The global pandemic of COVID-19, caused by severe acute respiratory virus 2 (SARS-CoV2), has rekindled interest in the question of asymptomatic PTB transmission. COVID-19 has shown that asymptomatic infection can be important in disease transmission . In our subclinical patients smear-positivity and evidence of cavitation on chest radiograph, known predictors of the infectiousness of PTB, were uncommon [29–31]. However, cavitation and more extensive disease were much more common on CT scan. And others have found that these same features, along with a typical pattern of disease on CT scan, have been associated with smear-positivity [24, 26, 32]. Although most of our patients were smear-negative, we have previously shown that shorter times-to-culture positivity, an indicator of a higher bacillary burden or more metabolically active bacteria [33, 34], and therefore, theoretically, a greater likelihood of transmission, were associated with more extensive disease on chest radiograph . Almost certainly there is a radiologic/mycobacteriologic gradient of transmission risk within subclinical PTB source cases, as is known to be the case in PTB source cases in general. This same gradient may ultimately prove to be useful in determining the duration of treatment necessary to cure subclinical PTB [35, 36].
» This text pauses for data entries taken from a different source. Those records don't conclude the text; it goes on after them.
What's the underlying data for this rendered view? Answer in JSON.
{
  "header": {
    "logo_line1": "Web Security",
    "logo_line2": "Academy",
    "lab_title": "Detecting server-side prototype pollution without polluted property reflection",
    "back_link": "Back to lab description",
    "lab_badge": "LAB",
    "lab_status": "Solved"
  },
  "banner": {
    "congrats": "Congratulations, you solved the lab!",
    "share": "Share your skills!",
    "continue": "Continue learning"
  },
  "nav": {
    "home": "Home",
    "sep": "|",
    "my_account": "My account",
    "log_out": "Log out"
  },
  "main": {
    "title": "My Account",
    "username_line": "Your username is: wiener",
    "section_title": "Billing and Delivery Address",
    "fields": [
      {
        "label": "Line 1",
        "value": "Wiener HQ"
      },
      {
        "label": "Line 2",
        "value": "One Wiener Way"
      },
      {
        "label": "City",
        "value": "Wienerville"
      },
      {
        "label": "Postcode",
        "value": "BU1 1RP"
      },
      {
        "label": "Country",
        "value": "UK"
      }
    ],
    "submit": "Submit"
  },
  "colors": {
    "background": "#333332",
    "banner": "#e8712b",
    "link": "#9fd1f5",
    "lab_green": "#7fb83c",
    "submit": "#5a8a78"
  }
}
Strengths of our study include the size of the cohort, the quality and completeness of the epidemiologic, radiologic and mycobacteriologic data, and the prospective interpretation of the radiographs and CT scans by multiple highly qualified readers. Limitations include the study’s retrospective design which meant that not all patients underwent a CT scan, though chest radiographic features in those who had or had not been scanned were comparable. The only exception was radiograph category, which likely reflected the greater probability that an atypical pattern would prompt the ordering of a CT scan. Some CT scans (those of the neck) only included the lung apices; scanners and scan parameters varied. Our inter-reader variability analysis, however, suggests that there was little ambiguity about the findings. Finally, though most radiographs and CT scans were performed contemporaneously, this was not always so.
We conclude that when strictly defined, most subclinical PTB patients in Canada have minimal or no lung parenchymal disease on chest radiograph. However, when CT scans are performed in the same patients, the chest radiograph may be shown to significantly under-detect the presence of key features of potential importance to transmission risk and treatment duration.